December 2023

Abstracts of the Quantum Center Lunch Seminar

Date: Thursday, December 7, 2023
Place: ETH Zurich, Hönggerberg, HPF G 6
Time: 12:00 - 13:30

Fermi Polarons under Strong Driving in Uniform Potentials

Franklin Vivanco - Experimental Quantum Engineering (Xu group), ETH Zurich

Ultracold Fermi gases provide an exceptional platform for investigating many-body phenomena due to their unique time and energy scales that are unattainable in solid-state systems. When impurities interact with a Fermi sea, they form quasiparticles known as Fermi polarons, which determine the quantum system's properties. By using a uniform Fermi gas and fast radio-frequency techniques, we explore Fermi polarons under varying drive strengths, ranging from weak to ultrastrong. By employing two distinct internal states of the impurity species, we establish a novel steady-state spectroscopy technique to extract the energy of the driven polaron. Additionally, we measure the decay rate and quasiparticle residue of the driven polaron by analyzing the Rabi oscillations between the two internal states. Remarkably, the extracted quasiparticle residue surpasses unity at large drive strengths, posing intriguing questions regarding the connection between Rabi oscillations and the impurity's spectral functions.

Exploring the dynamics of a Duffing resonator under two-tone drive

Letizia Catalini - Spin Physics and Imaging (Degen group), ETH Zurich

In the last decades, a combination of practical needs and fundamental questions brought a growing attention towards driven nonlinear resonators. For example, this nonlinearity can lead to interesting phenomena such as squeezing or detrimental performances where oscillators are desired to behavein linear way. One instance is in force sensing experiments where the nonlinearities limit the lowest achievable sensitivity. One typical way of investigating the nonlinear dynamics of a resonators consists of having a large pump drive and measuring the system's response to an additional weak probe drive. This approach has allowed researchers to characterize optical as well as nanomechanical systems. In all these experiments, the probe amplitude is kept small enough to only explore linear perturbations of the system around the dominant dynamics driven by the pump tone.

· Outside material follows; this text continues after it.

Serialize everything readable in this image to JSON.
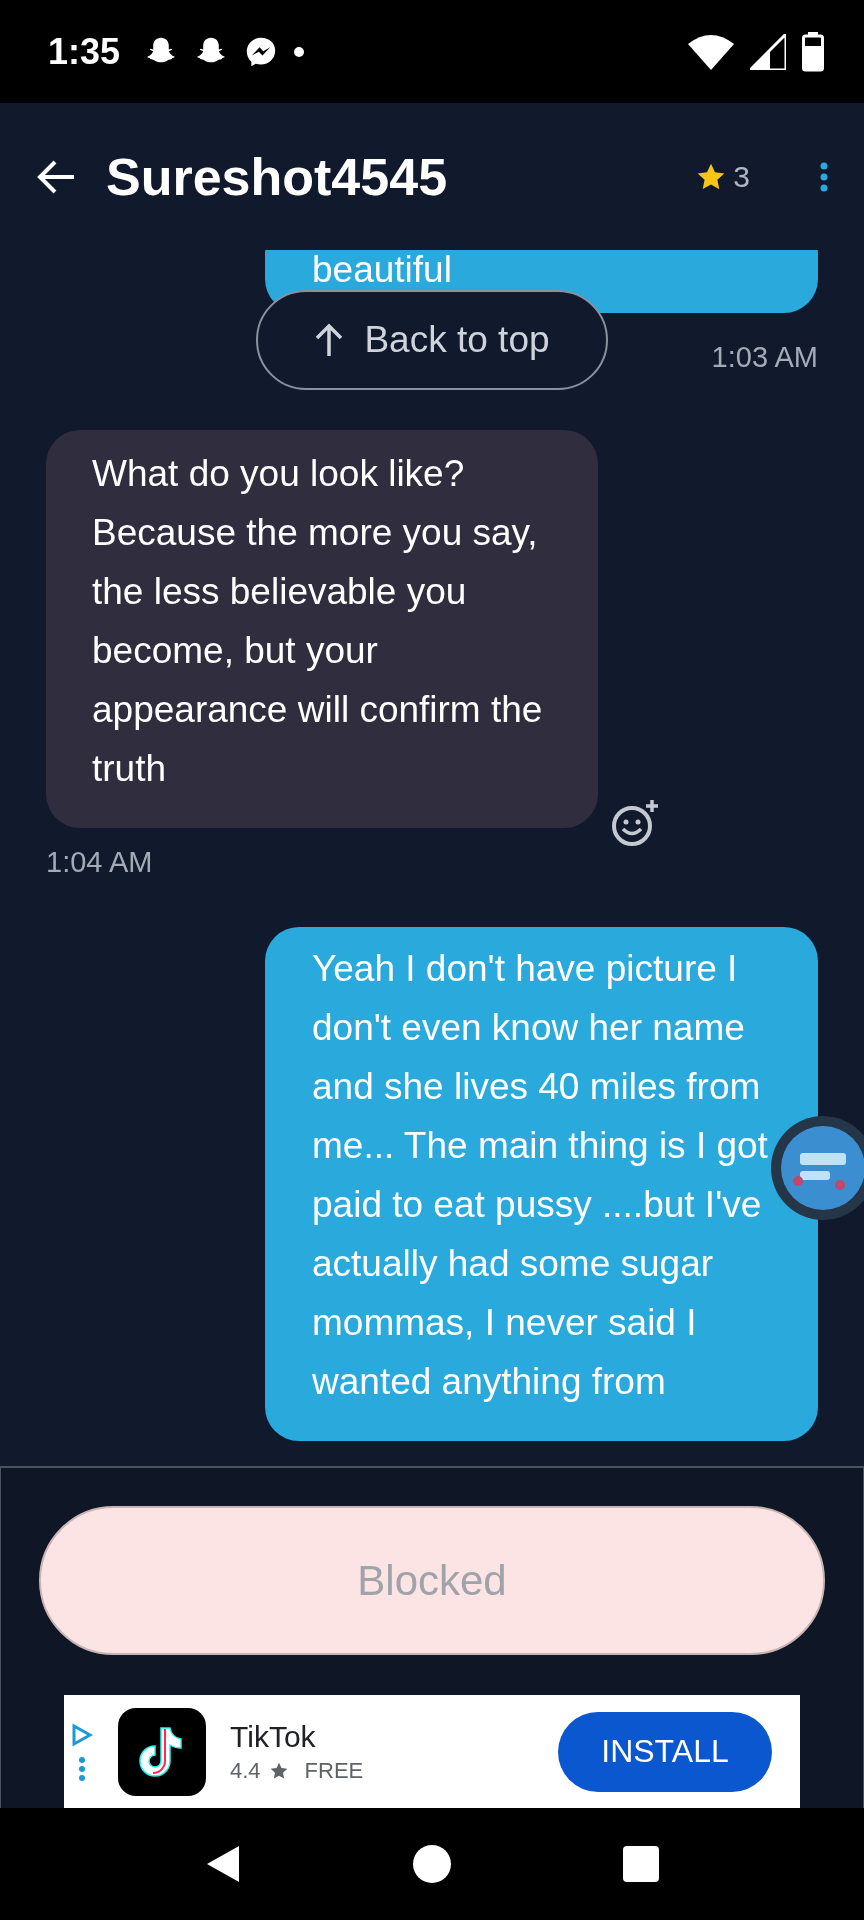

In contrast, we investigate the response of a single Duffing resonator to a combination of two strong drivetones at different frequencies. We observe a deviation from the typical Duffing response, which leads to a non-hysteretic regime characterized by periodic loops in phase space. Our results provide an understanding of the simplest pump-pump experiment of a nonlinear system and lay the groundwork for future exploration of multi-tone-drive nonlinear networks. Moreover, the two-tone drive we proposed pave the way for observing new dynamics in nonlinear systems.